When I was growing up, I thought I was going to be a scientist.
I watched a documentary (probably an installment of “Nova” on PBS) about quarks and supercolliders, and I was convinced I wanted to be a physicist. Astrophysicist. Nuclear physicist. I wasn’t quite sure, but I knew I wanted to study the most intricate mysteries of the universe.
That was before I figured out I wasn’t such a big fan of advanced mathematics.
It was also a time when scientists (and teachers, for that matter) were treated with respect and not as hoity-toity dinguses who are to be treated with only the utmost contempt — especially if they are on the government payroll. At least that’s how I remember it.
These days, there is a certain strain of the populace that seems to pride itself on ignorance. But strangely enough, these people also seem to think that their ignorance makes them an expert in everything. It’s an amazing achievement in self-serving logic.
For myself, if I know nothing about a subject, I tend to think the only logical thing to do is go to the experts in that field. Until I’ve got some basis of knowledge upon which I can rely to disagree with them, who am I to criticize people who have studied it at length?
So if you take this population that prides itself on ignorance, and is essentially anti-science in some cases, and you pair it with corporate interests who want to actively deceive people when it serves them, you’ve got a recipe for disaster.
Scientists are ringing the alarms:
Most scientists, on achieving high office, keep their public remarks to the bland and reassuring. Last week Nina Fedoroff, the president of the American Association for the Advancement of Science (AAAS), broke ranks in a spectacular manner.
She confessed that she was now “scared to death” by the anti-science movement that was spreading, uncontrolled, across the US and the rest of the western world.
“We are sliding back into a dark era,” she said. “And there seems little we can do about it. I am profoundly depressed at just how difficult it has become merely to get a realistic conversation started on issues such as climate change or genetically modified organisms.”
The remarks of Fedoroff, one of the world’s most distinguished agricultural scientists, are all the more remarkable given their setting.
She made them at the AAAS annual meeting, an event at which scientists normally revel in their latest accomplishments: new insights into marine biology or first results from a recently launched satellite, for example.
But this year there has been a palpable chill to proceedings.
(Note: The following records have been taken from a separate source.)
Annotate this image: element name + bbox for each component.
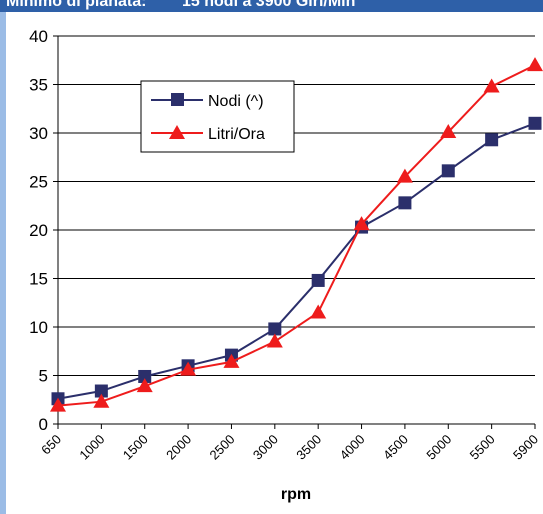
point-litri-3500 bbox=[310, 304, 327, 319]
point-litri-5500 bbox=[483, 78, 500, 93]
point-nodi-1500 bbox=[138, 369, 152, 383]
y-tick-label-5: 5 bbox=[39, 367, 48, 386]
x-tick-label-4500: 4500 bbox=[380, 432, 411, 463]
y-tick-label-40: 40 bbox=[29, 27, 48, 46]
x-tick-label-5900: 5900 bbox=[510, 432, 541, 463]
point-litri-1000 bbox=[93, 393, 110, 408]
series-0 bbox=[51, 116, 542, 406]
y-tick-label-20: 20 bbox=[29, 221, 48, 240]
header-text: Minimo di planata: 15 nodi a 3900 Giri/M… bbox=[6, 0, 356, 10]
x-tick-label-3500: 3500 bbox=[293, 432, 324, 463]
series-line-0 bbox=[57, 122, 536, 400]
point-nodi-1000 bbox=[94, 384, 108, 398]
x-tick-label-1500: 1500 bbox=[120, 432, 151, 463]
point-nodi-4500 bbox=[398, 196, 412, 210]
point-nodi-3500 bbox=[311, 273, 325, 287]
point-litri-4000 bbox=[353, 216, 370, 231]
x-tick-label-5500: 5500 bbox=[467, 432, 498, 463]
series-layer bbox=[50, 57, 543, 412]
point-nodi-5500 bbox=[485, 133, 499, 147]
point-litri-650 bbox=[50, 397, 66, 412]
x-tick-label-4000: 4000 bbox=[337, 432, 368, 463]
y-tick-label-25: 25 bbox=[29, 173, 48, 192]
series-1 bbox=[50, 57, 543, 412]
x-tick-label-2500: 2500 bbox=[207, 432, 238, 463]
y-tick-label-35: 35 bbox=[29, 76, 48, 95]
legend-marker-litri bbox=[169, 125, 185, 139]
y-tick-labels: 0 5 10 15 20 25 30 35 40 bbox=[29, 27, 48, 434]
y-tick-label-30: 30 bbox=[29, 124, 48, 143]
point-litri-5000 bbox=[440, 124, 457, 139]
point-nodi-5900 bbox=[528, 116, 542, 130]
point-litri-2500 bbox=[223, 353, 240, 368]
x-tick-label-650: 650 bbox=[38, 432, 64, 458]
point-litri-3000 bbox=[266, 333, 283, 348]
axes bbox=[53, 35, 536, 429]
y-tick-label-15: 15 bbox=[29, 270, 48, 289]
point-nodi-3000 bbox=[268, 322, 282, 336]
x-axis-label: rpm bbox=[281, 486, 311, 503]
legend-box bbox=[140, 80, 295, 153]
x-tick-labels: 650 1000 1500 2000 2500 3000 3500 4000 4500 5000 5… bbox=[38, 432, 541, 463]
series-line-1 bbox=[57, 64, 536, 407]
x-tick-label-5000: 5000 bbox=[423, 432, 454, 463]
grid-lines bbox=[58, 35, 535, 376]
x-tick-label-2000: 2000 bbox=[163, 432, 194, 463]
point-litri-1500 bbox=[136, 378, 153, 393]
y-tick-label-10: 10 bbox=[29, 318, 48, 337]
point-litri-5900 bbox=[527, 57, 543, 72]
point-litri-2000 bbox=[180, 361, 197, 376]
y-tick-label-0: 0 bbox=[39, 415, 48, 434]
legend-marker-nodi bbox=[171, 93, 184, 106]
point-litri-4500 bbox=[396, 168, 413, 183]
x-tick-label-3000: 3000 bbox=[250, 432, 281, 463]
legend: Nodi (^) Litri/Ora bbox=[140, 80, 295, 153]
legend-label-nodi: Nodi (^) bbox=[208, 93, 264, 110]
point-nodi-5000 bbox=[441, 164, 455, 178]
x-tick-label-1000: 1000 bbox=[76, 432, 107, 463]
legend-label-litri: Litri/Ora bbox=[208, 126, 265, 143]
header-strip: Minimo di planata: 15 nodi a 3900 Giri/M… bbox=[0, 0, 543, 12]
Yes, good work was reported to the 8,000 who attended the various symposia and lectures at the meeting in Vancouver.
However, these pronouncements were set against a background of an entire intellectual discipline that realises that it, and its practitioners, are now under sustained attack.
As Fedoroff pointed out, university and government researchers are hounded for arguing that rising carbon dioxide levels in the atmosphere are changing the climate. Their emails are hacked while Facebook campaigns call for their dismissal from their posts, calls that are often backed by rightwing politicians. At the last Republican party debate in Florida, Rick Santorum insisted he should be the presidential nominee simply because he had cottoned on earlier than his rivals Newt Gingrich or Mitt Romney to the “hoax” of global warming.
“Those of us who grew up in the sixties, when we put men on the Moon, now have to watch as every Republican candidate for this year’s presidential election denies the science behind climate change and evolution. That is a staggering state of affairs and it is very worrying,” said Professor Naomi Oreskes, of the University of California, San Diego.
The article above also makes reference to a new report from the Union of Concerned Scientists on the subject of corporate influence on science. It lists the following methods of abuse:
Corrupting the Science. Corporations suppress research, intimidate scientists, manipulate study designs, ghostwrite scientific articles, and selectively publish results that suit their interests.
Shaping Public Perception. Private interests downplay evidence, exaggerate uncertainty, vilify scientists, hide behind front groups, and feed the media slanted news stories.
Restricting Agency Effectiveness. Companies attack the science behind agency policy, hinder the regulatory process, corrupt advisory panels, exploit the “revolving door” between corporate and government employment, censor scientists, and withhold information from the public.
Influencing Congress. By spending billions of dollars on lobbying and campaign contributions, corporate interests gain undue access to members of Congress, encouraging them to challenge scientific consensus, delay action on critical problems, and shape the use of science in policy making.
Exploiting Judicial Pathways. Corporate interests have expanded their influence on the judicial system, used the courts to undermine science, and exploited judicial processes to bully and silence scientists.
On a related note, I just listened to the newest “Point of Inquiry” podcast in which an interview is conducted with Michael Mann, a climatologist who is on the front lines of the battle against climate change denial. It’s worth a listen.
When honest attempts at science are under attack, it does not bode well for the future. It only helps many people deny reality, which may work in the short term but does not stand the test of time.